International Journal of Population Data Science (Sep 2024)
Identifying disease phenotypes from linked health data: Comparison of self-report, hospital inpatient and primary care in UK Biobank.
Abstract
Objectives Administrative health data is commonly used for epidemiological research, however it is not well understood how disease phenotypes replicate across different data sources. Approach UK Biobank is a prospective cohort study of 500,000 adults, with ascertainment of health outcomes using administrative health data. Prevalence at recruitment for 33 diseases were calculated in each health data source: self-report, primary-care, and hospital episode statistics (HES).

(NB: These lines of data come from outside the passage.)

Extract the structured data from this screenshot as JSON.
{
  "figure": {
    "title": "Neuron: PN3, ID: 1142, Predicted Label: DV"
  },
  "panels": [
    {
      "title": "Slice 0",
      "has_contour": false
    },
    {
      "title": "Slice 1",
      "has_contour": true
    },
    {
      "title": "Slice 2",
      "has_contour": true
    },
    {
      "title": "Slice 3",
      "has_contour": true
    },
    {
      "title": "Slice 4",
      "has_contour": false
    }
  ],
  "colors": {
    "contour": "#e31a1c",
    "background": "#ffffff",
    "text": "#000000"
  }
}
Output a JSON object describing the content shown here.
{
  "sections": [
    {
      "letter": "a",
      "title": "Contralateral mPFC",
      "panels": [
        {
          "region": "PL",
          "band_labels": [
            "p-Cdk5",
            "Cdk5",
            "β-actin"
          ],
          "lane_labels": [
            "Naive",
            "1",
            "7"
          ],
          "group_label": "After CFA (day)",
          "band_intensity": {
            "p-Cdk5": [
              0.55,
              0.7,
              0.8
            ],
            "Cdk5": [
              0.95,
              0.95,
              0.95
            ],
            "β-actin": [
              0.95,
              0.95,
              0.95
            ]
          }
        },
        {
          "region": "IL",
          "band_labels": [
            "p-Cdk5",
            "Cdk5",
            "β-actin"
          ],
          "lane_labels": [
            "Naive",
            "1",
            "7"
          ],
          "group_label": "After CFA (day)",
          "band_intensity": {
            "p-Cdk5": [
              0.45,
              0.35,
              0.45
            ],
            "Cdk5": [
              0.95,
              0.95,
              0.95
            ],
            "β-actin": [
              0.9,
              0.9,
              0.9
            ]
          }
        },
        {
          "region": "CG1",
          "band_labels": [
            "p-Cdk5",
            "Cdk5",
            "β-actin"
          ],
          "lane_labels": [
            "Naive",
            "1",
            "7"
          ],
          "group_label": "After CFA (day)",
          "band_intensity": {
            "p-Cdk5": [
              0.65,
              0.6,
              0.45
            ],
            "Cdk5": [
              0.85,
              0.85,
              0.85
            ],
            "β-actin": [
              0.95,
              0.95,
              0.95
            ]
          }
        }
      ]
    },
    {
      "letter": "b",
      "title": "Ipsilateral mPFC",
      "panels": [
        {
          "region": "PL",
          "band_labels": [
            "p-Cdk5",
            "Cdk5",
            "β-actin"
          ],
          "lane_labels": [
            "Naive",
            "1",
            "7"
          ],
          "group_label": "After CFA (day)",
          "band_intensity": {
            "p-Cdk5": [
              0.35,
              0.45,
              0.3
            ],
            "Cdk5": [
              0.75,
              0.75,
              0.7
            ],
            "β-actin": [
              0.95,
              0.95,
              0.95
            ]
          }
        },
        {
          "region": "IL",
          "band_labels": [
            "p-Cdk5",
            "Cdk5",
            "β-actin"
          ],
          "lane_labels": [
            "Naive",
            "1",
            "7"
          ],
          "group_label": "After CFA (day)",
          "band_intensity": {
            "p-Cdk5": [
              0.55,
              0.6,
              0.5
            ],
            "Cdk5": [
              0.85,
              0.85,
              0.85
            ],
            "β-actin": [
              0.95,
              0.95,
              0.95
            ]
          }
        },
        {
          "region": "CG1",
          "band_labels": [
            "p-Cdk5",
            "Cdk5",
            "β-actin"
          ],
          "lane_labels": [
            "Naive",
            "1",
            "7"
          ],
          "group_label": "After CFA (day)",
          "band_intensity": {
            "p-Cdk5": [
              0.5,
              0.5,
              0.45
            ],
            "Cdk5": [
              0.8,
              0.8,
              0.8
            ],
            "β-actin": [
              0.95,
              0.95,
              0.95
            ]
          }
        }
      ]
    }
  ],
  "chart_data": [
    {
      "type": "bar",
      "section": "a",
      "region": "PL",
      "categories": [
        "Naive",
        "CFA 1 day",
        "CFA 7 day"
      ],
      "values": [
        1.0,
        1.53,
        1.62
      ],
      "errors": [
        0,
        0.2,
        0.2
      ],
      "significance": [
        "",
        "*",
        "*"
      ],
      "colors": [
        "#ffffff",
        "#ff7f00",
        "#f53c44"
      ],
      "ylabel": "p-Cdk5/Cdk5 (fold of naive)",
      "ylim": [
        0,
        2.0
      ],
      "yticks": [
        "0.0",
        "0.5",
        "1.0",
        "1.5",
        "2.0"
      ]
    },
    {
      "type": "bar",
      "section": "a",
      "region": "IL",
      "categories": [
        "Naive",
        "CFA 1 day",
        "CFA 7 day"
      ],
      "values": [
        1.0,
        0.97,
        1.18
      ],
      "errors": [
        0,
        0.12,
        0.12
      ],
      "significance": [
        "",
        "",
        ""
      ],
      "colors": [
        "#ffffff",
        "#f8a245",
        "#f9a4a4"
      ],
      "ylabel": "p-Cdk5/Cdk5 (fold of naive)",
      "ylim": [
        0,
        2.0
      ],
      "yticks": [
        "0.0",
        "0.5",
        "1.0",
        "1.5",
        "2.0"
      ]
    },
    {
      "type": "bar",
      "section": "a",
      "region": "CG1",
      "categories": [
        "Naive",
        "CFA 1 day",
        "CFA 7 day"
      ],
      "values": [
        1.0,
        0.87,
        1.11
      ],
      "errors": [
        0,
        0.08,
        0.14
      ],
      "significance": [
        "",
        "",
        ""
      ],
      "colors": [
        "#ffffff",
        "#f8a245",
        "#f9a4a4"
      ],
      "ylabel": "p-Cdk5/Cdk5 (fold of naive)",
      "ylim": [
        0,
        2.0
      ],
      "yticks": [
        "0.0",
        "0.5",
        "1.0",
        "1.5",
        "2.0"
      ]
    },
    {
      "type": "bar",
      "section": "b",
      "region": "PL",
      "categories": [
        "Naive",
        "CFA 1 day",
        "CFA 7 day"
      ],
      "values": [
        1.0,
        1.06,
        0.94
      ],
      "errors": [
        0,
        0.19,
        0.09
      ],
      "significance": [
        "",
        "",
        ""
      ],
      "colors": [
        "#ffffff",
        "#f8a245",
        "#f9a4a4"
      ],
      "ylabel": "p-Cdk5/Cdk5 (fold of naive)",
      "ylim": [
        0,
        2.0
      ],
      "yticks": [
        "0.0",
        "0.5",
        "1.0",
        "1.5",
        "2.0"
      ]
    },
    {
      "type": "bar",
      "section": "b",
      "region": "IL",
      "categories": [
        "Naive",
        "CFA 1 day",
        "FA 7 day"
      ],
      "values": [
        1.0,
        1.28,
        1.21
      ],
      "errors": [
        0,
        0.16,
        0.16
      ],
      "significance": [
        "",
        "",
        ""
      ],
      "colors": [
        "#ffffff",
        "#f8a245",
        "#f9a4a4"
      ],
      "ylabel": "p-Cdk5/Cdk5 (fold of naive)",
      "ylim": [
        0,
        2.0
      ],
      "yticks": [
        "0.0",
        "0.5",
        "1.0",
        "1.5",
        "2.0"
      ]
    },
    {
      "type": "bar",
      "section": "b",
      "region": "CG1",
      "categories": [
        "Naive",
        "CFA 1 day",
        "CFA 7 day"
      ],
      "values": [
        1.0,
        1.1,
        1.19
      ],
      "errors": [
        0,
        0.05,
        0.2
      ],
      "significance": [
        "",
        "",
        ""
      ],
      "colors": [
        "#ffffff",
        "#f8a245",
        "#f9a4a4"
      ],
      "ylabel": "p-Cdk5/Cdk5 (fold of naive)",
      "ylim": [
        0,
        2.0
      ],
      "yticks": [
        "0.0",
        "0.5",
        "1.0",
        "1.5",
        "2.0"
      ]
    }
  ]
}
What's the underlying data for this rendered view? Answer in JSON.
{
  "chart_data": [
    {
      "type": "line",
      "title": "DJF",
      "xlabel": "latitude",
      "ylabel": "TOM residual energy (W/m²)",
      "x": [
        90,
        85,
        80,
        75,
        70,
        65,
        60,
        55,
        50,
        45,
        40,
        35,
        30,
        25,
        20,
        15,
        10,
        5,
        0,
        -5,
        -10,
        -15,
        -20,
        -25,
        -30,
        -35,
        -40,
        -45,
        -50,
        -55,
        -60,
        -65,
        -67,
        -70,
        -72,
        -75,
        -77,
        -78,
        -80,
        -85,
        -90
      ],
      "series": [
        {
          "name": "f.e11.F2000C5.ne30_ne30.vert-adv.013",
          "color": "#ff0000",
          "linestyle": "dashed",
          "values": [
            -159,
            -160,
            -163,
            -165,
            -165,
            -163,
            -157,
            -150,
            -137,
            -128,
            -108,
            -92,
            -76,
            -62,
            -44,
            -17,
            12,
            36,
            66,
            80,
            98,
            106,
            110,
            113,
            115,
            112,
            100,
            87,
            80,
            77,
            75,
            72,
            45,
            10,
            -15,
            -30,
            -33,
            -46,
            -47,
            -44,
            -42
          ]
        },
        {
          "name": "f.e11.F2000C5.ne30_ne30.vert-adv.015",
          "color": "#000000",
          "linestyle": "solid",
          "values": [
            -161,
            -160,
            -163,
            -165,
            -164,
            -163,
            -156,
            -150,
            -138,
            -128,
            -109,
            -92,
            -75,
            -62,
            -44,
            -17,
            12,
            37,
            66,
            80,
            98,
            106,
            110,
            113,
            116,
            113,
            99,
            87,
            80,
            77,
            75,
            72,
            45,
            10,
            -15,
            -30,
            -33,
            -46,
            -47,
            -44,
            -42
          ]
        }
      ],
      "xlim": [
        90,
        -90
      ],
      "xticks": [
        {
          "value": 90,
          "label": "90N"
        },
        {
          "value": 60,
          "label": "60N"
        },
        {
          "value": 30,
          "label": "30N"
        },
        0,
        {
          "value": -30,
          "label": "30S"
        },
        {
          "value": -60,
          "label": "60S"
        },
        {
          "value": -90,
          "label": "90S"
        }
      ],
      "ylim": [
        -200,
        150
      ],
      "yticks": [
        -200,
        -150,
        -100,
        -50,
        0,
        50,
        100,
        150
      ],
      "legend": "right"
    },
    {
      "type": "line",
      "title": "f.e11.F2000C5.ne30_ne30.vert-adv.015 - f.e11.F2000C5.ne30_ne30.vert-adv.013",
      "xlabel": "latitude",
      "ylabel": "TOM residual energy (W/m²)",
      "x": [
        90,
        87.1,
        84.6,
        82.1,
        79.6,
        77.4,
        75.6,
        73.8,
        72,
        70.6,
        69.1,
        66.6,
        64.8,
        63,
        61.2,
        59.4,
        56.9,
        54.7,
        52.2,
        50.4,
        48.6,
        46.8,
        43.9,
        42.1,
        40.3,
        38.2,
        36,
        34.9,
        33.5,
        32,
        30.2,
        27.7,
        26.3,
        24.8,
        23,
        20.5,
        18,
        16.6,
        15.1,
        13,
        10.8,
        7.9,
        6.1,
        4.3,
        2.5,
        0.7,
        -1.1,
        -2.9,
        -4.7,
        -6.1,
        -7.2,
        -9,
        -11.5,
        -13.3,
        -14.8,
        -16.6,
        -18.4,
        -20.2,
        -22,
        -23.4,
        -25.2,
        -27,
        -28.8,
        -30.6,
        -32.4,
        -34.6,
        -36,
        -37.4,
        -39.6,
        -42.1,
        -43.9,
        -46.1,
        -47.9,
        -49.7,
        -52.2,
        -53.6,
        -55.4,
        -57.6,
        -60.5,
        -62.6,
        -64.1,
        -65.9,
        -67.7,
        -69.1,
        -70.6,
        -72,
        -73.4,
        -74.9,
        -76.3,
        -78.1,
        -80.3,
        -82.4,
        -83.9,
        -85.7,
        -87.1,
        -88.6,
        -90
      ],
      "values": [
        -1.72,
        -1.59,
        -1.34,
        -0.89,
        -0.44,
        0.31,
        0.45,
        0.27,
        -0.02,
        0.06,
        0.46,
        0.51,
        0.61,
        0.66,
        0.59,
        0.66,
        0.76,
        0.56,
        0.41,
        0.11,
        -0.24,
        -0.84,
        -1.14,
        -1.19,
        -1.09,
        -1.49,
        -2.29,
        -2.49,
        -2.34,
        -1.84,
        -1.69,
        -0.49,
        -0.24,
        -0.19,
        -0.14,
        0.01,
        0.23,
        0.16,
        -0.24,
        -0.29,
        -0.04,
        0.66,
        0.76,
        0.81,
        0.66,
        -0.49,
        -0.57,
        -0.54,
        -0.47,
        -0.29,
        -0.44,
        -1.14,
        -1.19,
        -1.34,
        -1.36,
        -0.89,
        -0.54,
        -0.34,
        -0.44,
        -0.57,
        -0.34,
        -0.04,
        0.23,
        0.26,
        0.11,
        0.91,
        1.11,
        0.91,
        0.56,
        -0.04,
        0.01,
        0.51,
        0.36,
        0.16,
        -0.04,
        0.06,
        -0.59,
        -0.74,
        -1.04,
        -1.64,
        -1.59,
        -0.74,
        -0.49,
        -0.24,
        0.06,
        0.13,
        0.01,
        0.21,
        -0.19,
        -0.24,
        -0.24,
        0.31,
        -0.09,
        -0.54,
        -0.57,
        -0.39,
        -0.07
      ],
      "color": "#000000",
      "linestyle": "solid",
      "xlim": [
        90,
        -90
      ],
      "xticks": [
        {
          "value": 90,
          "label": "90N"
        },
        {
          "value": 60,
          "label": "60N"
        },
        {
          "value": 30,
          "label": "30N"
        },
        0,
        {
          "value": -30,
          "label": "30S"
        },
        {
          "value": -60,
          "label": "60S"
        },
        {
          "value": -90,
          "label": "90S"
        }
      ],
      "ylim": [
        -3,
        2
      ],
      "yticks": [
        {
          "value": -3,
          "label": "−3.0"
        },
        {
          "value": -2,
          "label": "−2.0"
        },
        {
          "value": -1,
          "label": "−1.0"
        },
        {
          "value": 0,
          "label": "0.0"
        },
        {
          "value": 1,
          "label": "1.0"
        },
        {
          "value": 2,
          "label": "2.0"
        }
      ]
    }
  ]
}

Consistency of disease identification between sources, and median days between first diagnosis across data sources was determined. Linear regression was used to investigate determinant of differences in the average time between first diagnosis in primary-care and HES data. Results Hypertension was the most commonly identified disease in both self-report and HES (26.5% and 12.1% respectively), and anxiety in primary-care (12.7%). Diseases could be grouped into: 1) those identified largely by self-report alone (e.g. migraine, constipation), with inconsistency in the date first diagnosed; 2) those identified largely by primary care alone (e.g. anxiety, depression), also with inconsistency in the date first diagnosed; and 3) those that appeared mostly in all three sources, with highly consistent date of first report (many were emergency hospital admissions [e.g. stroke]). A number of variables were associated with time between primary-care and HES diagnosis. For example, heavier smokers had a significantly shorter period between first primary-care and first HES record for asthma, diabetes and hypertension. Conclusions and Implications These results indicate that there are inherent biases in diseases ascertained from linked health data that must be taken into account for epidemiological studies.